Kicking up a stink over the stink
This week I have largely been involved with the exotic subject of sewage and in particular discharges of raw or partially treated sewage into rivers and sea by local water companies. The Government’s landmark Environment Bill came back to the Commons on Wednesday. It contains some ground-breaking legislation about legally enforceable targets for measures to combat climate change, improve air quality, protect natural habitats and much more which I know constituents will welcome. However, there is one area where many people believe it could go further and that is on compelling water companies to do more to prevent sewage discharges which have been happening too often, and particularly around the south coast of England where Southern Water is the responsible ‘sewerage undertaker’ as they are technically known.
Many constituents wrote to me in support of tougher measures, and I have had a number of reports in the last couple of weeks about unexplained sewage discharges at Shoreham and Southwick in particular. This is something that I have been very concerned with over many years and have worked with organisations like ‘Surfers Against Sewage’ to clean up our beach areas where places like Lancing are popular and well used centres for kite surfing. I have frequently been hot on the heels of Southern Water about making their systems fit for purpose, particularly at the East Worthing Wastewater Treatment Works next to Brooklands. Southern Water have been subject to high profile prosecutions and record fines in the last year though this refers to illegal activity going back before 2016 and whilst I hold no torch for the company and will continue to call them out where necessary, the new management has taken concerted measures to clean up their act, literally. They have just announced a £1bn investment which should speed up that process and it is essential that the number one priority is to curtail sewage spills and improve water quality.
I have written before about how in extreme weather conditions sewage companies are permitted to release untreated water usually through ‘overtopping’ into sea outfalls if there is a risk that the whole system will fail, and residents will suffer from a surge of foul water backing up through manholes and into properties. The problem is that this appears to be happening too often and when there are no apparent extreme weather conditions to justify it. I have asked Southern Waster to be much more transparent and proactive in explaining incidents when they happen, including where reports of sewage slicks do not after all originate from a Southern Water facility. I have also requested further information about the reported discharges that have happened in the last week and will publish their replies on Facebook and in my next constituency e-newsletter out next week.

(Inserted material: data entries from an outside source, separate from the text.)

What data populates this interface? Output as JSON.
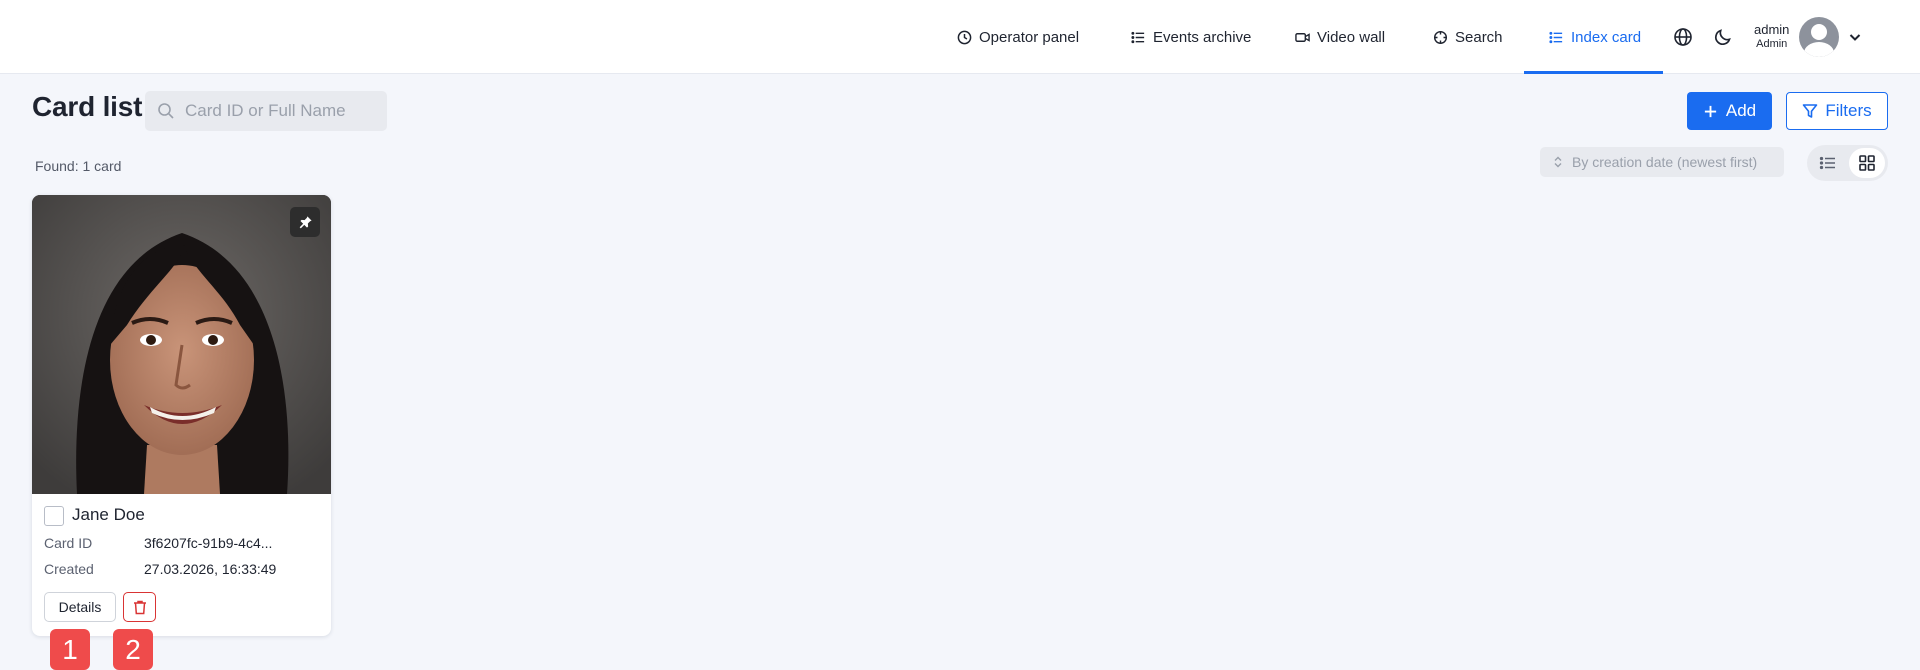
{
  "nav": {
    "items": [
      {
        "label": "Operator panel",
        "icon": "clock-icon"
      },
      {
        "label": "Events archive",
        "icon": "list-icon"
      },
      {
        "label": "Video wall",
        "icon": "video-camera-icon"
      },
      {
        "label": "Search",
        "icon": "crosshair-icon"
      },
      {
        "label": "Index card",
        "icon": "list-icon",
        "active": true
      }
    ],
    "language_icon": "globe-icon",
    "theme_icon": "moon-icon",
    "user": {
      "name": "admin",
      "role": "Admin"
    }
  },
  "header": {
    "title": "Card list",
    "search_placeholder": "Card ID or Full Name",
    "search_value": "",
    "add_label": "Add",
    "filters_label": "Filters"
  },
  "toolbar": {
    "found": "Found: 1 card",
    "sort_label": "By creation date (newest first)",
    "active_view": "grid"
  },
  "cards": [
    {
      "name": "Jane Doe",
      "checked": false,
      "card_id_label": "Card ID",
      "card_id": "3f6207fc-91b9-4c4...",
      "created_label": "Created",
      "created": "27.03.2026, 16:33:49",
      "details_label": "Details"
    }
  ],
  "markers": [
    "1",
    "2"
  ],
  "colors": {
    "accent": "#1a6cf0",
    "danger": "#d93434",
    "marker": "#ef4b4b",
    "background": "#f4f6fb"
  }
}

However, I strongly support stronger legally enforceable safeguards to make it as difficult as possible for water companies to discharge untreated sewage. Subsequently on Wednesday along with a number of Conservative colleagues I voted in favour of an amendment passed in the Lords and sponsored by the Duke of Wellington. It requires:
‘Sewerage undertakers to take all reasonable steps to ensure untreated sewage is not discharged from storm overflows and that a sewerage undertaker must demonstrate improvements in the sewerage systems and progressive reductions in the harm caused by untreated sewage discharges’
It also imposes duties on the Government and Environment Agency to make sure this happens. The amendment is backed by Surfers Against sewage and many constituents and whilst it did not receive enough votes to go through it is likely that it will ‘ping pong’ back to the Lords and there will be a further opportunity to win more concessions from the Government.
On a side note a number of people expressed concern that sewage spills will harm seaweed which we are looking to plant as part of the Sussex Bay kelp project which of course I have been very involved in. Whilst I am no expert, I am told that the nutrients in sewage are actually beneficial to kelp so this is one rare case where there may actually be an upside to sewage spills but of course not a justification.